The Chair: So they will produce the spatial plan?

Emily Bourne: Only relatively recently have the Government confirmed that we will develop a spatial plan. As I say, we will shortly set out more about the roles and responsibilities for that specifically, but that has not been fully unpacked. That is definitely part of the next phase of consideration.

The Chair: So we do not yet know whether they or you are producing it.

Emily Bourne: That is something that we are actively discussing at the moment. We will set out more details soon.

The Chair: When do we expect to know that?

Emily Bourne: We will be setting out more detail as part of the response to the Electricity Networks Commissioner very soon.

The Chair: Okay, so do you think that the roles, responsibilities and authority are sufficiently well clarified and defined, or do you think that, when we hear that response, they will be sufficiently well clarified and defined?

Emily Bourne: I think we see the roles and responsibilities as being very clear.
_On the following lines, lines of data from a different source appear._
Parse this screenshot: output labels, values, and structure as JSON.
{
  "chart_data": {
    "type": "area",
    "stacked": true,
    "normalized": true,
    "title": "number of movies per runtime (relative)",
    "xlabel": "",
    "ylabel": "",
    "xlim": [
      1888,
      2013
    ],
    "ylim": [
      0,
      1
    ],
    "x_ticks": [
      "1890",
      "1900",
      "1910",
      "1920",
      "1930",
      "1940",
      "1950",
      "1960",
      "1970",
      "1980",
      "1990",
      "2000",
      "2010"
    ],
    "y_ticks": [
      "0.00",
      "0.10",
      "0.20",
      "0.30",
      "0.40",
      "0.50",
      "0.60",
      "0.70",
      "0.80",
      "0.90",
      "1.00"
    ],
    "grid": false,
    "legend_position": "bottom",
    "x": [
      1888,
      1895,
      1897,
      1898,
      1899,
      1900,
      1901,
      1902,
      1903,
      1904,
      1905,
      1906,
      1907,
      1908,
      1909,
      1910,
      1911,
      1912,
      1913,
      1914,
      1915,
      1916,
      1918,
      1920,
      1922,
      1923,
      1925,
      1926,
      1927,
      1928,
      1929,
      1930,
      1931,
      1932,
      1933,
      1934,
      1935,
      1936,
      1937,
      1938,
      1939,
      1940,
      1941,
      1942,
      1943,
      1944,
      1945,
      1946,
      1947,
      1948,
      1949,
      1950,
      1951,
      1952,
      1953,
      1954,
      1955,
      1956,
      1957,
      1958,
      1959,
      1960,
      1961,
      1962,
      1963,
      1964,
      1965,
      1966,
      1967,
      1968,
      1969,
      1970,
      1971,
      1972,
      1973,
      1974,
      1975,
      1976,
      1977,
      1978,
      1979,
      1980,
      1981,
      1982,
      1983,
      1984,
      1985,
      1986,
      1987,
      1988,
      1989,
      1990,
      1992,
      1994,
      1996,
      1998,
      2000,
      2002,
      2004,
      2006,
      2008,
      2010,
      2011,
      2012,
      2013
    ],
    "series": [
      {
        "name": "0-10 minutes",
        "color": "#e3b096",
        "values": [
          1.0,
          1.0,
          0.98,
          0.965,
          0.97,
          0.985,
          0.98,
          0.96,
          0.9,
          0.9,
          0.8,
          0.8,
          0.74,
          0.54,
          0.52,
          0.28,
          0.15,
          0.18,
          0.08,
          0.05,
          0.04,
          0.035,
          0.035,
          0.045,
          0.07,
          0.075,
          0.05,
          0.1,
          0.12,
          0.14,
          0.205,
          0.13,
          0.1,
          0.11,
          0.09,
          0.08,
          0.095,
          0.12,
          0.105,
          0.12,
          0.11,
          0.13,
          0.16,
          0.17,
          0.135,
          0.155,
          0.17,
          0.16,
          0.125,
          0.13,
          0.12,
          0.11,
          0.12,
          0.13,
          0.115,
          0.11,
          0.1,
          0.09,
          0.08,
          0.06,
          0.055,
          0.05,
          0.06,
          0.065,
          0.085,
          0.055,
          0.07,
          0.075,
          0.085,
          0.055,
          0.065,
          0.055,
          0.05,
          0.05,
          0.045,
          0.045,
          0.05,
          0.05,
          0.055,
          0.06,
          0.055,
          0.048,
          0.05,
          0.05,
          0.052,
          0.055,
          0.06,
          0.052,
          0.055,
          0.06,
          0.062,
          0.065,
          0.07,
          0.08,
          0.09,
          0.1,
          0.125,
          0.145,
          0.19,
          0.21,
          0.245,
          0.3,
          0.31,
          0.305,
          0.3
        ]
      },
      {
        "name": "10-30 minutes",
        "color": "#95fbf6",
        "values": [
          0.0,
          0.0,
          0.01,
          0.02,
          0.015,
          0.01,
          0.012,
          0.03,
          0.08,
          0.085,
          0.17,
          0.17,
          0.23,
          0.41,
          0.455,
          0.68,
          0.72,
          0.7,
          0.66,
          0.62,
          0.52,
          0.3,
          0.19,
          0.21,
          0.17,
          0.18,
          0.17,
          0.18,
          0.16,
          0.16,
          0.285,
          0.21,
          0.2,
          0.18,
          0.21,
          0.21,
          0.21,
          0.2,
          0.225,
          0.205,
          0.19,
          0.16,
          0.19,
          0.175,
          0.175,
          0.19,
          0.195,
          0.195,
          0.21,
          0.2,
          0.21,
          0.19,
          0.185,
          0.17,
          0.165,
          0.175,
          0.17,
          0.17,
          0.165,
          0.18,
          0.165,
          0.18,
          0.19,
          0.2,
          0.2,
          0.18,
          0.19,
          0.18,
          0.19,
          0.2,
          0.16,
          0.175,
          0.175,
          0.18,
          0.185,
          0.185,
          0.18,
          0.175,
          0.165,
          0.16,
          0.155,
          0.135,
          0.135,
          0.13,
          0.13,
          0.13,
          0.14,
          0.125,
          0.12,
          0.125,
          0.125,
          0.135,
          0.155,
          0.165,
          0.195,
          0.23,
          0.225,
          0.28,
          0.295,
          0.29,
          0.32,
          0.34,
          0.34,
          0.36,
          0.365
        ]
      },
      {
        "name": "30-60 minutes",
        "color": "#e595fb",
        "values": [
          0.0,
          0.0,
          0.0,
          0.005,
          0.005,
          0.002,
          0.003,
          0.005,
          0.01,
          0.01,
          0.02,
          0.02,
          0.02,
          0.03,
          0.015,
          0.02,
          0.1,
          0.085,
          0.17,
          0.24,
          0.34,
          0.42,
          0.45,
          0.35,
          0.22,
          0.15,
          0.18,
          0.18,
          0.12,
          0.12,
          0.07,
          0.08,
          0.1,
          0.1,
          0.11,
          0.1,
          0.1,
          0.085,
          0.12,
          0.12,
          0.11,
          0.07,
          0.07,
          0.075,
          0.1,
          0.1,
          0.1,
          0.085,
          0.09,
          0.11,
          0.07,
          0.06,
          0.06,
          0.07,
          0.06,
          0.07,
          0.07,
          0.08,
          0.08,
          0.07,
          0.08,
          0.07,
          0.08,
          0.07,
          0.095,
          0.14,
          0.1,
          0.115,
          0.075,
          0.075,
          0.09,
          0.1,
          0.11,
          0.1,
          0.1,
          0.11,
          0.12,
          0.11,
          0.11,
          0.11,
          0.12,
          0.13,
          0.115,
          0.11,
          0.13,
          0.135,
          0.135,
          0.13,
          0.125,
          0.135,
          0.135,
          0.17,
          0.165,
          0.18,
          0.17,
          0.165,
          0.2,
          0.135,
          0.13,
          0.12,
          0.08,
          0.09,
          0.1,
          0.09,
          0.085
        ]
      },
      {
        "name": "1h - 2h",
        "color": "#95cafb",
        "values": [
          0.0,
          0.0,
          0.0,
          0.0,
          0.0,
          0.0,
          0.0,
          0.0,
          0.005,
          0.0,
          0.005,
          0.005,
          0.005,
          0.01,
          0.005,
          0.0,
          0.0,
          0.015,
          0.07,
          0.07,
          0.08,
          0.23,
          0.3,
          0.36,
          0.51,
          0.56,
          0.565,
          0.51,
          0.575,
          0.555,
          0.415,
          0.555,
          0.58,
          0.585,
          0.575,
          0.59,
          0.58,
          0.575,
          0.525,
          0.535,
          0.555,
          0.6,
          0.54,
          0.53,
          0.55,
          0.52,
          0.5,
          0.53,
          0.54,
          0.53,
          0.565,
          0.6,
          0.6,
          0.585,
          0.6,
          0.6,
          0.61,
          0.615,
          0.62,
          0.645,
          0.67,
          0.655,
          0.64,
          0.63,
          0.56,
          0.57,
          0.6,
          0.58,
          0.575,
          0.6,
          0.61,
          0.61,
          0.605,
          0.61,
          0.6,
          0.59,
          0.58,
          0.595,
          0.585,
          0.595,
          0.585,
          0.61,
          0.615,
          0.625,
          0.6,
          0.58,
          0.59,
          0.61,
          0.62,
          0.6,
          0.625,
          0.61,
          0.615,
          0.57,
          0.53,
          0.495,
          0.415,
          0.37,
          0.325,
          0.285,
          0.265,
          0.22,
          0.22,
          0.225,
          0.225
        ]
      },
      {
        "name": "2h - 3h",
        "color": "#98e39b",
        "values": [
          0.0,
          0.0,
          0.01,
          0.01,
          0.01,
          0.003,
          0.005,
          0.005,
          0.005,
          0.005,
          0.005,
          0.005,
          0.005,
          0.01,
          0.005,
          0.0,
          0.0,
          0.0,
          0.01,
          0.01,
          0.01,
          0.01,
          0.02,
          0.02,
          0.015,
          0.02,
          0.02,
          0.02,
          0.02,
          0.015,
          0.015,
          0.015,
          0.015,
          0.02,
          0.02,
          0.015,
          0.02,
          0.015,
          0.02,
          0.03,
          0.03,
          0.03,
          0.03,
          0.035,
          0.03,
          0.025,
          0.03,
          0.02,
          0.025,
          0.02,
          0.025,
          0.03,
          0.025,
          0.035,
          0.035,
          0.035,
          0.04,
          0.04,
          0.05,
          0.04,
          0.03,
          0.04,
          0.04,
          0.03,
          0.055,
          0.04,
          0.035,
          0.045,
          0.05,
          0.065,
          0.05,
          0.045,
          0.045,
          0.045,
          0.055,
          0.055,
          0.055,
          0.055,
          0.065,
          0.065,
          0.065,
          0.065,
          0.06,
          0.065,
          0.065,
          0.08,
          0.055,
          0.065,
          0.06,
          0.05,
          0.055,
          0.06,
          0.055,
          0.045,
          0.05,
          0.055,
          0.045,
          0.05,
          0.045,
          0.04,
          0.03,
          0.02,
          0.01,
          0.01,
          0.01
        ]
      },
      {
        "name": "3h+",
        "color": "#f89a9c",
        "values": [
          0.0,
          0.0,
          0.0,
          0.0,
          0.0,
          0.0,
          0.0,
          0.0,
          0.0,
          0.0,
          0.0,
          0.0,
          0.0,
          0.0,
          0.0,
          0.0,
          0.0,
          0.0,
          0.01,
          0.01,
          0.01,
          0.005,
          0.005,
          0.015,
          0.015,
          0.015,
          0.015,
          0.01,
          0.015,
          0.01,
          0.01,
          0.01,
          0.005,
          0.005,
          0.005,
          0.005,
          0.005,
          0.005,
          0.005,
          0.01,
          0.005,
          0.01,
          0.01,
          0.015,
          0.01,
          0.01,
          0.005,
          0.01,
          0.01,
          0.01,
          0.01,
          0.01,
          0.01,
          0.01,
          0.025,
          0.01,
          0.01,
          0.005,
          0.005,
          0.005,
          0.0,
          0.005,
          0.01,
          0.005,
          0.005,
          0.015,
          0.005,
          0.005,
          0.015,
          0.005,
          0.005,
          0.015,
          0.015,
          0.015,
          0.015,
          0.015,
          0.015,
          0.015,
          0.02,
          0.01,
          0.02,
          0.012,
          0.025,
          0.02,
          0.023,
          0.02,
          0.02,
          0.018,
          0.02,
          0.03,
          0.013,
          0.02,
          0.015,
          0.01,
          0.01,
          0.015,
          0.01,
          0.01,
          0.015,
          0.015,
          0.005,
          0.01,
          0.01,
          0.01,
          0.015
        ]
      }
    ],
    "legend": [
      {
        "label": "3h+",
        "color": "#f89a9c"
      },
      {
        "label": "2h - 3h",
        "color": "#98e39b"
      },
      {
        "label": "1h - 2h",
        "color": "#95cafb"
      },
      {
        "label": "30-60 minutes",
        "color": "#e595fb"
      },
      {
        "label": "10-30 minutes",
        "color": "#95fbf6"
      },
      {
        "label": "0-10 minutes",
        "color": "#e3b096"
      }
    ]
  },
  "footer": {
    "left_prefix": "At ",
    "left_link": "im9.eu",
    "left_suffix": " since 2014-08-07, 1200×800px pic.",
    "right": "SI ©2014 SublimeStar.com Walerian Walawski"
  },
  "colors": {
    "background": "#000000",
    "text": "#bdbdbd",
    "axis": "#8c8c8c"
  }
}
As I say, the spatial plan is a new concept, so we need to think carefully about how we develop it and what roles are taken in its development. That needs to be set out. Hopefully, we can set it out very soon and give people clarity on that, but that is being worked through at the moment.

The Chair: Will it have some sort of force as a statutory plan, or will it be a kind of wishful plan that we hope we can persuade people to play their part in?

Emily Bourne: Again, that is part of the consideration going forward, so we do not have an answer on that yet. That is being actively considered.

The Chair: Will we have an answer soon?

Emily Bourne: We will have an answer soon, yes.

The Chair: Okay. Thank you very much. We have worked you very hard. We appreciate that you have helped us to keep well to time with your concise answers, which has been very helpful to us. At that point, this session is now formally concluded.